The medic produced a small camera and focused it on Alan. He pressed a button; a droning sort of hum came from the machine. Alan felt a curious glow of warmth.

"Just a routine check," the medic apologized again. He flipped a lever in the back of the camera. Abruptly the droning stopped and a tape unravelled out of the side of the machine. The medic studied it.

"Any trouble?" Alan asked anxiously.

"Looks okay to me. But you might get that cavity in your upper right wisdom tooth taken care of. Otherwise you seem in good shape."

He rolled up the tape. "Don't you starmen ever get time for a fluorine treatment? Some of you have the worst teeth I've ever seen."

"We haven't had a chance for fluorination yet. Our ship was built before they started fluorinating the water supplies, and somehow we never find time to take the treatment while we're on Earth. But is that all that's wrong with me?"

"All that I can spot just by examining the diagnostic tape. We'll have to wait for the full lab report to come through before I can pass you out of quarantine, of course." Then he noticed Rat perched in the corner. "How about that? I'll have to examine it, too."
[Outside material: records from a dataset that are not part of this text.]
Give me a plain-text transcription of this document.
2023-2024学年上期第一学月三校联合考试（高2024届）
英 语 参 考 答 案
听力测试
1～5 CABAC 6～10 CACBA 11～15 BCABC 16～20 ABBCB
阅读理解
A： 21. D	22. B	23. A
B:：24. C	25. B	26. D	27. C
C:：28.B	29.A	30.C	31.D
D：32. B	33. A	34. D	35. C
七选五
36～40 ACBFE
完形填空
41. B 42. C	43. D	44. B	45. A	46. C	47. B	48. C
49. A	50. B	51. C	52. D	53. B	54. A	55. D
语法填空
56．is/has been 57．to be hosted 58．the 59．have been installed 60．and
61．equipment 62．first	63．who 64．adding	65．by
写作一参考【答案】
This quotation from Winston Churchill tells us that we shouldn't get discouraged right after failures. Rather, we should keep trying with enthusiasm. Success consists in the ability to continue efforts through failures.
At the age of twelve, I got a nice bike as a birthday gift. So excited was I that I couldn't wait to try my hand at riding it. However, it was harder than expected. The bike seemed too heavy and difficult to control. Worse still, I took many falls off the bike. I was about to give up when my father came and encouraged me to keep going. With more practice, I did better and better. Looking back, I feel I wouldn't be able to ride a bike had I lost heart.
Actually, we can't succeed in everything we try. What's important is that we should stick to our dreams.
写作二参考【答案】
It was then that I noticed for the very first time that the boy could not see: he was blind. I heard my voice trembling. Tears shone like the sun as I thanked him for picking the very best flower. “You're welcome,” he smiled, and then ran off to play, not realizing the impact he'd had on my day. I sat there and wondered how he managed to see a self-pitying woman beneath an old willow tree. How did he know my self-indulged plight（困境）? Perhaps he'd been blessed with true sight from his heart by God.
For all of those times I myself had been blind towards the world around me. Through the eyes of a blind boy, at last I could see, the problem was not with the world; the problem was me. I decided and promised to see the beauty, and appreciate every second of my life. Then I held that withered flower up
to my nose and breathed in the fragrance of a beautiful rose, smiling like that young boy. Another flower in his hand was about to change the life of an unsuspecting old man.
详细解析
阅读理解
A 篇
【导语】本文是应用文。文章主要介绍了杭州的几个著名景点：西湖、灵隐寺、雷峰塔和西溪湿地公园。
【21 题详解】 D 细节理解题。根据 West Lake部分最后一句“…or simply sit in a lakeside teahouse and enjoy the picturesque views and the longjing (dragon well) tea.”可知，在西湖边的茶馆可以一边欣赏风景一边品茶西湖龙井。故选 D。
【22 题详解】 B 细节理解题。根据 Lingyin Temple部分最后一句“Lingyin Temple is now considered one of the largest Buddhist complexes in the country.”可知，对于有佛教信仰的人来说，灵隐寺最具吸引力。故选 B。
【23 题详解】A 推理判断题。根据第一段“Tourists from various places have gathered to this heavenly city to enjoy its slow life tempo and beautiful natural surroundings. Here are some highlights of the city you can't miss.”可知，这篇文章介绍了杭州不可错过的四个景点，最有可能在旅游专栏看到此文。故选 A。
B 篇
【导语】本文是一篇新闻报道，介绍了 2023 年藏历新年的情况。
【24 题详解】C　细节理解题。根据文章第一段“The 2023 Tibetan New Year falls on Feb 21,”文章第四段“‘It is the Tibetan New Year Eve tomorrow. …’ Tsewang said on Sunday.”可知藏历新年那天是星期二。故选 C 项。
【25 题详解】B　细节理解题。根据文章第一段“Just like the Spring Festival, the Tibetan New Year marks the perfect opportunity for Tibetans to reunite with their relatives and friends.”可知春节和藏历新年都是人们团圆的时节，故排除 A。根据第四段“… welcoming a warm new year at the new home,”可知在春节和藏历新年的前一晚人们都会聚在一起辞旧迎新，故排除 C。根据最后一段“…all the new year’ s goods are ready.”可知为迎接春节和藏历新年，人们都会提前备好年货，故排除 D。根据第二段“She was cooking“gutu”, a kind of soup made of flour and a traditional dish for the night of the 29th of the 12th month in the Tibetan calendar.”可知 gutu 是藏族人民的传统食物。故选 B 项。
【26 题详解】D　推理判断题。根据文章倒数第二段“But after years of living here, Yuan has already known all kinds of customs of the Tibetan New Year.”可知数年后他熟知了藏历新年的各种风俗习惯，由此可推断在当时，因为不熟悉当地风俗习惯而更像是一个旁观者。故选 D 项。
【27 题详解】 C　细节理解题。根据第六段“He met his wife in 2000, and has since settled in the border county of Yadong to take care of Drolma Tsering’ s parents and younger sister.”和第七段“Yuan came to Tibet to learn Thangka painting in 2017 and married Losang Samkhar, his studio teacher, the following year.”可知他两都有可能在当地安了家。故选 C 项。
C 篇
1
"I'm not an it," Rat remarked with icy dignity. "I'm an intelligent extra-terrestrial entity, native of Bellatrix VII. And I'm not carrying any particular diseases that would interest you."

"A talking rat!" The medic was amazed. "Next thing we'll have sentient amebas!" He aimed the camera at Rat. "I suppose I'll have to record you as a member of the crew," he said, as the camera began to hum.

After the medic had gone, Alan tried to freshen up at the washstand, having suddenly recalled that a dance was on tap for this evening.

As he wearily went through the motions of scrubbing his face clean, it occurred to him that he had not even bothered to speak to one of the seven or eight Crew girls he had considered inviting.

He sensed a curious disturbed feeling growing inside him. He felt depressed. Was this, he wondered, what Steve had gone through? The wish to get out of this tin can of a ship and really see the universe?